Design and optimisation of an additively manufactured patient-specific partial mandible reconstruction implant

Abstract

Additive manufacturing (AM) provides the opportunity for complex porous designs, without the costs depending on batch size. Therefore patient-specific implants can be rapidly manufactured. In clinical practice, reconstruction of the mandible is needed in case of bone tumors or trauma. Part of the mandible is removed and the shape of the missing part needs to be estimated, before an implant can be designed. Now-a-days the golden standard for mandible reconstruction is autograft surgery using the iliac or fibula bone.

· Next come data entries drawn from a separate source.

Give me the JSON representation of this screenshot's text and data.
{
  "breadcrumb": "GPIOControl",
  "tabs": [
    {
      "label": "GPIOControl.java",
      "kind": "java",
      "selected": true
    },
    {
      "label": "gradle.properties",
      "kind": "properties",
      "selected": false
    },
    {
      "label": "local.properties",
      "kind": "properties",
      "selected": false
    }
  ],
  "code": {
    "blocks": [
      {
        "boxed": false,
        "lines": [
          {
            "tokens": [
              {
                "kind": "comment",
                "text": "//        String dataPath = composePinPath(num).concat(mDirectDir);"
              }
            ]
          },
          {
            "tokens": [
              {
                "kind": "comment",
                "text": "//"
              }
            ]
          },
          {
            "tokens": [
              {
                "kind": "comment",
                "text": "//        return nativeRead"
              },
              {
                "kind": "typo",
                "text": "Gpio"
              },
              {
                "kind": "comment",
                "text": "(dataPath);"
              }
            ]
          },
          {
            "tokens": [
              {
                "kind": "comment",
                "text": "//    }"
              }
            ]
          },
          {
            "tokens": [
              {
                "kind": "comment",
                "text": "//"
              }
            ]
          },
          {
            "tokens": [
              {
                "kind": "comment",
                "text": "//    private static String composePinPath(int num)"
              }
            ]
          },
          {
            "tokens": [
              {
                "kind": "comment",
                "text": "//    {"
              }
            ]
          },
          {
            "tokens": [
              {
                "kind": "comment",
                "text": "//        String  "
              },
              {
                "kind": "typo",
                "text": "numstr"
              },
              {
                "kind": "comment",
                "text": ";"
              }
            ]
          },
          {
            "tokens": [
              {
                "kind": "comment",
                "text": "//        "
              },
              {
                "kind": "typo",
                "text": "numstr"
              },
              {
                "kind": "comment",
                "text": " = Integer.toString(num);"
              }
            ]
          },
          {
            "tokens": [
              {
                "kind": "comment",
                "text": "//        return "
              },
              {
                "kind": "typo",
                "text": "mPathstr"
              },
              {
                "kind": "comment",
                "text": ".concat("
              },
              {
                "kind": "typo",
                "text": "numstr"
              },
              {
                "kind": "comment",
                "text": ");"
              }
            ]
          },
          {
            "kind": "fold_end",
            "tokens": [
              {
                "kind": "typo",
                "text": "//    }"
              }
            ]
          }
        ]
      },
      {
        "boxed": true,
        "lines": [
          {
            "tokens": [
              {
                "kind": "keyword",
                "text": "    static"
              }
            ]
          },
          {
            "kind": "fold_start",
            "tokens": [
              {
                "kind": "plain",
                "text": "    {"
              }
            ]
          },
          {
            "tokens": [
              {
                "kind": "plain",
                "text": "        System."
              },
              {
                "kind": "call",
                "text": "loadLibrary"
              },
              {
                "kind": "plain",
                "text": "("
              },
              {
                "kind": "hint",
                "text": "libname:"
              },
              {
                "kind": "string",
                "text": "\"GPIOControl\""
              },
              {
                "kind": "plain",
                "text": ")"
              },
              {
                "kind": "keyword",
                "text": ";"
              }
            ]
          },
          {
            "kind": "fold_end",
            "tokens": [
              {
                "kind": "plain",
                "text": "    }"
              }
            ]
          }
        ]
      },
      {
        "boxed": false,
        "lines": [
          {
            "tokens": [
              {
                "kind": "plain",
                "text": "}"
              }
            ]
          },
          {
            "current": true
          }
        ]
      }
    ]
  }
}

However, this comes with extra donor site surgery and asymmetrical face contours. Mandible movements are needed for mastication and speech and the mandible bone accounts largely for the individual’s face appearance. Hence, good estimation is needed for both function and aesthetics
In this study, a statistical shape model (SSM) of the mandible was generated by segmentation of the mandibles from 35 full body CT-scans. The missing shape of the mandible was estimated using an extruded base, the SSM and mirroring of the intact side. Two finite element models (FEM) were made; one of a healthy mandible and one with a 25% total volume defect with a solid Ti-alloy implant created with the SSM. Two loading conditions were simulated separately; incision clenching (INC) and right molar biting (RMB). Topology optimizations were made with a volume constraint of 0.2 and 0.24 together with an objective function to minimalize the strain energy. To investigate more initial conditions, more topology optimizations were completed. These included one in which the initial implant included pores and two in which extreme mandible cases were used, which were retrieved using the b-values for the first mode of the SSM.
Variations in shape of the mandible were seen in the modes of the SSM. Mode 1 described the variations in shape between the intercondylar angle and distance, mode 2 of the gonial angle and symphysis length, mode 3 described the variations in shape and position of the condyle and mode 4 was associated with the coronoid process. Calculations of the maximum and average distances of the point cloud of the original missing bone part to the estimated shapes illustrated that both mirroring of the healthy side and SSM resulted in the closest estimation. No significance was found between the two methods. Limitations of the mirroring method in relation to the locations of the defects, resulted in the use of SSM for the design of the implant. Topology optimization resulted in optimized implant frames that were located at lateral inferior sides of the implants for both volume constraints and biting tasks. Small differences were seen in the exact location of the crossing of the implant frame. FEM results suggested correct maintenance of stress concentrations and displacements, when compared to the healthy intact mandible. It was suggested that the initial implant shape influences the optimized outcome. Different mandibles resulted in unique optimized implant frames, making the outcome patient specific. The workflow created in this study can be used as a proof of concept for the design and optimization of patient-specific implants for mandible reconstruction, which can easily be manufactured using additive manufacturing processes.